Embora centenas de milhares de pessoas estejam sendo mortas, o mundo ocidental ignora até mesmo o mais mortífero combate, a não ser que ele ameace interesses norte-americanos ou europeus.
O que se pode fazer a respeito?
Acredito que a complexidade das questões envolvidas exija abordagens variadas e inovadoras.
Tendo em vista a multiplicidade dos conflitos, geralmente existem alguns em que um dos lados, ou ambos, querem chegar à paz.
Mas a maioria dos partidos governistas resiste a qualquer intervenção oficial em suas disputas civis. Sem sua aprovação, qualquer tentativa de um embaixador estrangeiro ou da ONU de comunicar-se com revolucionários que estejam tentando mudar ou derrubar um governo é inapropriada.
É especialmente preocupante, às vezes, quando os Estados Unidos -ou qualquer outro governo- se aliam a uma das partes conflitantes, ou se envolvem diretamente numa disputa. Sentimentos intensos são gerados contra adversários, às vezes deliberadamente.
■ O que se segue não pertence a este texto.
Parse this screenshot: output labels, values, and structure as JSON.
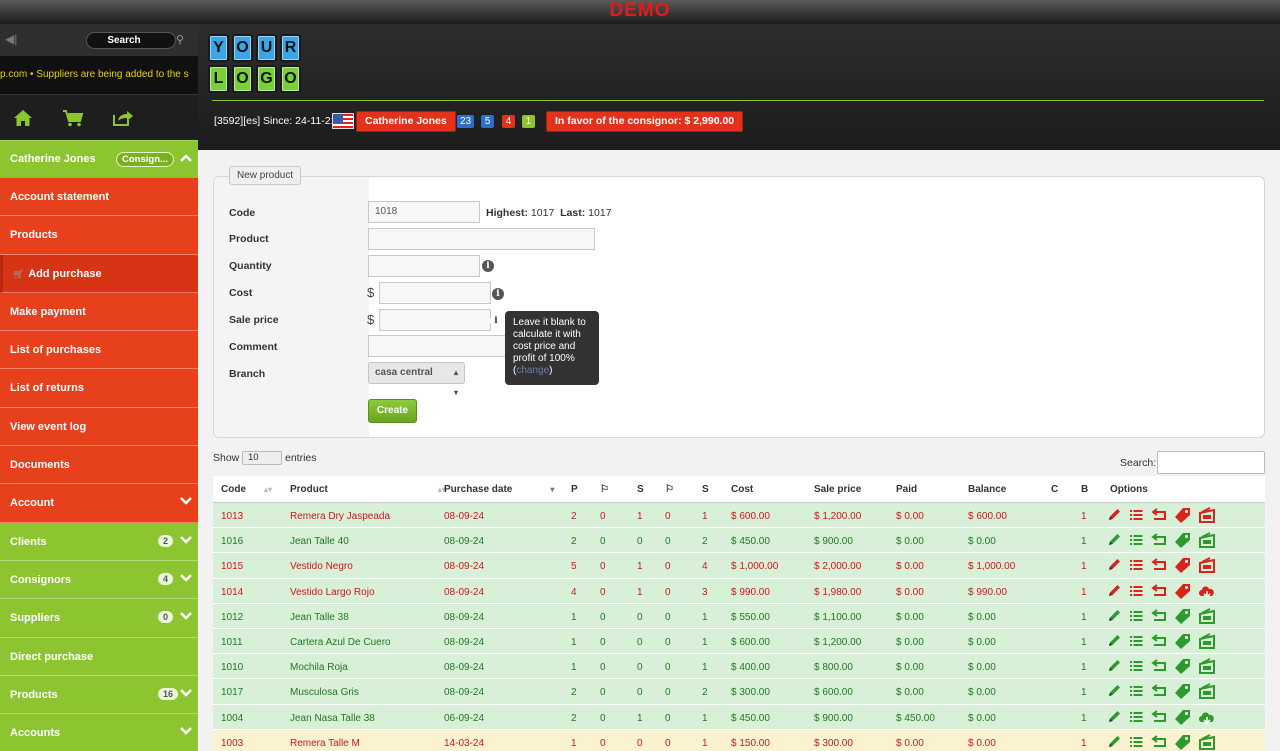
{
  "demo_banner": "DEMO",
  "sidebar": {
    "search_label": "Search",
    "ticker": "p.com  •  Suppliers are being added to the s",
    "user": {
      "name": "Catherine Jones",
      "role_pill": "Consign..."
    },
    "items": [
      {
        "label": "Account statement",
        "color": "red"
      },
      {
        "label": "Products",
        "color": "red"
      },
      {
        "label": "Add purchase",
        "color": "red",
        "active": true
      },
      {
        "label": "Make payment",
        "color": "red"
      },
      {
        "label": "List of purchases",
        "color": "red"
      },
      {
        "label": "List of returns",
        "color": "red"
      },
      {
        "label": "View event log",
        "color": "red"
      },
      {
        "label": "Documents",
        "color": "red"
      },
      {
        "label": "Account",
        "color": "red",
        "chevron": true
      },
      {
        "label": "Clients",
        "color": "green",
        "badge": "2",
        "chevron": true
      },
      {
        "label": "Consignors",
        "color": "green",
        "badge": "4",
        "chevron": true
      },
      {
        "label": "Suppliers",
        "color": "green",
        "badge": "0",
        "chevron": true
      },
      {
        "label": "Direct purchase",
        "color": "green"
      },
      {
        "label": "Products",
        "color": "green",
        "badge": "16",
        "chevron": true
      },
      {
        "label": "Accounts",
        "color": "green",
        "chevron": true
      }
    ]
  },
  "header": {
    "logo_letters": [
      "Y",
      "O",
      "U",
      "R",
      "L",
      "O",
      "G",
      "O"
    ],
    "info": "[3592][es] Since: 24-11-21",
    "user_button": "Catherine Jones",
    "counts": [
      "23",
      "5",
      "4",
      "1"
    ],
    "count_colors": [
      "#2b6fc9",
      "#2b6fc9",
      "#e2321c",
      "#8cc530"
    ],
    "balance_button": "In favor of the consignor: $ 2,990.00"
  },
  "form": {
    "tab": "New product",
    "code_label": "Code",
    "code_value": "1018",
    "highest_label": "Highest:",
    "highest_value": "1017",
    "last_label": "Last:",
    "last_value": "1017",
    "product_label": "Product",
    "quantity_label": "Quantity",
    "cost_label": "Cost",
    "sale_price_label": "Sale price",
    "comment_label": "Comment",
    "branch_label": "Branch",
    "currency": "$",
    "branch_value": "casa central",
    "tooltip_text": "Leave it blank to calculate it with cost price and profit of 100%",
    "tooltip_open": "(",
    "tooltip_link": "change",
    "tooltip_close": ")",
    "create_button": "Create"
  },
  "table": {
    "show_label": "Show",
    "page_size": "10",
    "entries_label": "entries",
    "search_label": "Search:",
    "columns": [
      "Code",
      "Product",
      "Purchase date",
      "P",
      "⚐",
      "S",
      "⚐",
      "S",
      "Cost",
      "Sale price",
      "Paid",
      "Balance",
      "C",
      "B",
      "Options"
    ],
    "rows": [
      {
        "code": "1013",
        "product": "Remera Dry Jaspeada",
        "date": "08-09-24",
        "p": "2",
        "f1": "0",
        "s1": "1",
        "f2": "0",
        "s2": "1",
        "cost": "$ 600.00",
        "sale": "$ 1,200.00",
        "paid": "$ 0.00",
        "balance": "$ 600.00",
        "c": "",
        "b": "1",
        "status": "red",
        "last_icon": "box"
      },
      {
        "code": "1016",
        "product": "Jean Talle 40",
        "date": "08-09-24",
        "p": "2",
        "f1": "0",
        "s1": "0",
        "f2": "0",
        "s2": "2",
        "cost": "$ 450.00",
        "sale": "$ 900.00",
        "paid": "$ 0.00",
        "balance": "$ 0.00",
        "c": "",
        "b": "1",
        "status": "green",
        "last_icon": "box"
      },
      {
        "code": "1015",
        "product": "Vestido Negro",
        "date": "08-09-24",
        "p": "5",
        "f1": "0",
        "s1": "1",
        "f2": "0",
        "s2": "4",
        "cost": "$ 1,000.00",
        "sale": "$ 2,000.00",
        "paid": "$ 0.00",
        "balance": "$ 1,000.00",
        "c": "",
        "b": "1",
        "status": "red",
        "last_icon": "box"
      },
      {
        "code": "1014",
        "product": "Vestido Largo Rojo",
        "date": "08-09-24",
        "p": "4",
        "f1": "0",
        "s1": "1",
        "f2": "0",
        "s2": "3",
        "cost": "$ 990.00",
        "sale": "$ 1,980.00",
        "paid": "$ 0.00",
        "balance": "$ 990.00",
        "c": "",
        "b": "1",
        "status": "red",
        "last_icon": "cloud"
      },
      {
        "code": "1012",
        "product": "Jean Talle 38",
        "date": "08-09-24",
        "p": "1",
        "f1": "0",
        "s1": "0",
        "f2": "0",
        "s2": "1",
        "cost": "$ 550.00",
        "sale": "$ 1,100.00",
        "paid": "$ 0.00",
        "balance": "$ 0.00",
        "c": "",
        "b": "1",
        "status": "green",
        "last_icon": "box"
      },
      {
        "code": "1011",
        "product": "Cartera Azul De Cuero",
        "date": "08-09-24",
        "p": "1",
        "f1": "0",
        "s1": "0",
        "f2": "0",
        "s2": "1",
        "cost": "$ 600.00",
        "sale": "$ 1,200.00",
        "paid": "$ 0.00",
        "balance": "$ 0.00",
        "c": "",
        "b": "1",
        "status": "green",
        "last_icon": "box"
      },
      {
        "code": "1010",
        "product": "Mochila Roja",
        "date": "08-09-24",
        "p": "1",
        "f1": "0",
        "s1": "0",
        "f2": "0",
        "s2": "1",
        "cost": "$ 400.00",
        "sale": "$ 800.00",
        "paid": "$ 0.00",
        "balance": "$ 0.00",
        "c": "",
        "b": "1",
        "status": "green",
        "last_icon": "box"
      },
      {
        "code": "1017",
        "product": "Musculosa Gris",
        "date": "08-09-24",
        "p": "2",
        "f1": "0",
        "s1": "0",
        "f2": "0",
        "s2": "2",
        "cost": "$ 300.00",
        "sale": "$ 600.00",
        "paid": "$ 0.00",
        "balance": "$ 0.00",
        "c": "",
        "b": "1",
        "status": "green",
        "last_icon": "box"
      },
      {
        "code": "1004",
        "product": "Jean Nasa Talle 38",
        "date": "06-09-24",
        "p": "2",
        "f1": "0",
        "s1": "1",
        "f2": "0",
        "s2": "1",
        "cost": "$ 450.00",
        "sale": "$ 900.00",
        "paid": "$ 450.00",
        "balance": "$ 0.00",
        "c": "",
        "b": "1",
        "status": "green",
        "last_icon": "cloud"
      },
      {
        "code": "1003",
        "product": "Remera Talle M",
        "date": "14-03-24",
        "p": "1",
        "f1": "0",
        "s1": "0",
        "f2": "0",
        "s2": "1",
        "cost": "$ 150.00",
        "sale": "$ 300.00",
        "paid": "$ 0.00",
        "balance": "$ 0.00",
        "c": "",
        "b": "1",
        "status": "yellow",
        "last_icon": "box"
      }
    ]
  },
  "colors": {
    "red_nav": "#e7401c",
    "green_nav": "#8cc530",
    "icon_red": "#d8241b",
    "icon_green": "#2c9a2c"
  }
}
Por exemplo, devido aos vínculos próximos dos EUA com Israel, Coréia do Sul ou o presidente Jean-Bertrand Aristide, do Haiti, foi politicamente difícil para os EUA, recentemente, tratar com os principais participantes das disputas no Oriente Médio e na Coréia do Norte, ou com os golpistas no Haiti. Na Bósnia, o grupo de cinco países negociadores teve contato com sérvios só uma vez.
Visitas oficiais a Pyongyang ou a integrantes da Organização para a Libertação da Palestina eram proibidas, impossibilitando o governo norte-americano de manter conversações oficiais com Kim Il-Sung ou Iasser Arafat.
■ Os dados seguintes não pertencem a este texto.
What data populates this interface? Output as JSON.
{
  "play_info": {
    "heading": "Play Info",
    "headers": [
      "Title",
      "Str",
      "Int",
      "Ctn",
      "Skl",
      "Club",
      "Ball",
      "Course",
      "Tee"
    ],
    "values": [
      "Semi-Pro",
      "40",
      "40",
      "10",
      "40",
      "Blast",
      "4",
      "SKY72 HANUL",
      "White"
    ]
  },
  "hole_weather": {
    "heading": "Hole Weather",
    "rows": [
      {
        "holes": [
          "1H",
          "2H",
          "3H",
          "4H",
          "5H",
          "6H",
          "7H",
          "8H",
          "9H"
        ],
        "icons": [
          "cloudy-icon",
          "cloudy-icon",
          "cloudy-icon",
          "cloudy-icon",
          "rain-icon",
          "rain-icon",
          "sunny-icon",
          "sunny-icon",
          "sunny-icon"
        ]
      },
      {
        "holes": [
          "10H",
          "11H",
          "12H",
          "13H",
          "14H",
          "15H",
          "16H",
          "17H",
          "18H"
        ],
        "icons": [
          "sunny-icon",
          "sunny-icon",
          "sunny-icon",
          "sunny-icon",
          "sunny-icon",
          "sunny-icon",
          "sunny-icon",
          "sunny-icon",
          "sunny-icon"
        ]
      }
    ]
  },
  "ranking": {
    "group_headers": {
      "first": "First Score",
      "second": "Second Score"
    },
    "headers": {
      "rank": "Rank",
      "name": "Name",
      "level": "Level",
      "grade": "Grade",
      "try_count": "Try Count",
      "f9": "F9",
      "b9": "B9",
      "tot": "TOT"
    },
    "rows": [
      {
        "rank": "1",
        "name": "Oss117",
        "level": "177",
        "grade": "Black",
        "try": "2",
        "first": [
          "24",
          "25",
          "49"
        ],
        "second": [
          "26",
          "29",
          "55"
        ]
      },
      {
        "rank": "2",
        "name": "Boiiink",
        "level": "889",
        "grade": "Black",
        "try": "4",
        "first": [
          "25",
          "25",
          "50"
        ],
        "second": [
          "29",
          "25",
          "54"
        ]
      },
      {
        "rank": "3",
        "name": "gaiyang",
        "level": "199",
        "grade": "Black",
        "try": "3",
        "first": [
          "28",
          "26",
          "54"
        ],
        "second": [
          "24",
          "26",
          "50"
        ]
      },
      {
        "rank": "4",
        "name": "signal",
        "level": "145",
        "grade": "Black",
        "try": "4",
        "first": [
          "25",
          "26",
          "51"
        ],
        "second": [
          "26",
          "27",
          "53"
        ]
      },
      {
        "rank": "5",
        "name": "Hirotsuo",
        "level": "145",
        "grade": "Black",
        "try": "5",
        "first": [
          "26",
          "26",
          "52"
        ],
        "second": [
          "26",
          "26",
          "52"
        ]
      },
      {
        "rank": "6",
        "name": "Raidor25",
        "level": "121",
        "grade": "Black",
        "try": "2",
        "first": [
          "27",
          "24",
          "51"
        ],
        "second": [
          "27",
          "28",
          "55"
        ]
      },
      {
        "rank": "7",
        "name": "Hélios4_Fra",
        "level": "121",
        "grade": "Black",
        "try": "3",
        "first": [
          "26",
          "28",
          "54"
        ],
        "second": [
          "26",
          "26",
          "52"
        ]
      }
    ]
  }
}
Hoje, não é fácil sequer aventar a hipótese de os EUA envidarem esforços para resolver suas divergências de longa data com o Irã, o Iraque, a Líbia ou Cuba.
Uma política que infelizmente é muito comum é excluir a possibilidade de comunicações com os governantes e impor sanções comerciais contra os cidadãos já empobrecidos, como foi feito no Haiti.
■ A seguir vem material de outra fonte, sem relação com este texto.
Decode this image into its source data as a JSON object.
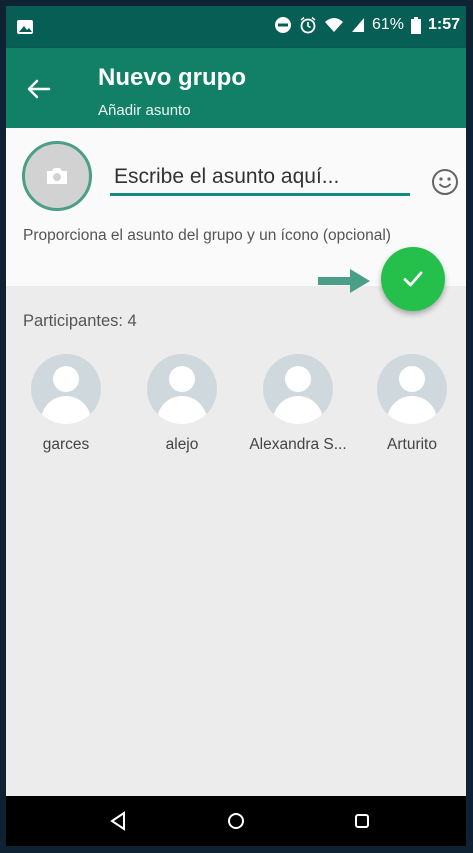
{
  "status_bar": {
    "battery_percent": "61%",
    "time": "1:57",
    "icons": [
      "gallery-icon",
      "do-not-disturb-icon",
      "alarm-icon",
      "wifi-icon",
      "signal-icon",
      "battery-icon"
    ]
  },
  "app_bar": {
    "back_icon": "arrow-left-icon",
    "title": "Nuevo grupo",
    "subtitle": "Añadir asunto"
  },
  "subject": {
    "placeholder": "Escribe el asunto aquí...",
    "value": "",
    "hint": "Proporciona el asunto del grupo y un ícono (opcional)",
    "camera_icon": "camera-icon",
    "emoji_icon": "emoji-icon"
  },
  "participants": {
    "label": "Participantes: 4",
    "items": [
      {
        "name": "garces"
      },
      {
        "name": "alejo"
      },
      {
        "name": "Alexandra S..."
      },
      {
        "name": "Arturito"
      }
    ]
  },
  "fab": {
    "icon": "check-icon"
  },
  "colors": {
    "primary": "#075e54",
    "app_bar": "#128066",
    "accent": "#25c04b",
    "annotation_arrow": "#4a9f86"
  },
  "nav": [
    "back-triangle-icon",
    "home-circle-icon",
    "recents-square-icon"
  ]
}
Os países raramente conseguem atingir seus objetivos dessa maneira e terminam ou por proporcionar vantagens comerciais a seus concorrentes ou por desagradar a seus aliados que advogam abordagens diferentes.
Em alguns casos, o melhor caminho para a paz passa por contatos extra-oficiais.
Quando nós, do Carter Center, trabalhamos com outros grupos não-oficiais num país devastado pela guerra, como o Sudão, plantando trigo ou painço, vacinando crianças, construindo habitações ou combatendo doenças, é natural que cooperemos com todos os setores e exploremos terreno comum que pode servir de base para paz.
Não se esqueça que o histórico acordo entre israelenses e palestinos, assinado dois anos atrás, foi consumado por um grupo privado de cientistas sociais da Noruega. Eles trabalharam lado a lado com representantes de seu Ministério das Relações Exteriores e das partes em conflito.
Infelizmente muitos representantes de governos opõem resistência ao envolvimento de cidadãos comuns, porque para alguns deles aceitar ajuda externa equivale a admitir seu próprio fracasso.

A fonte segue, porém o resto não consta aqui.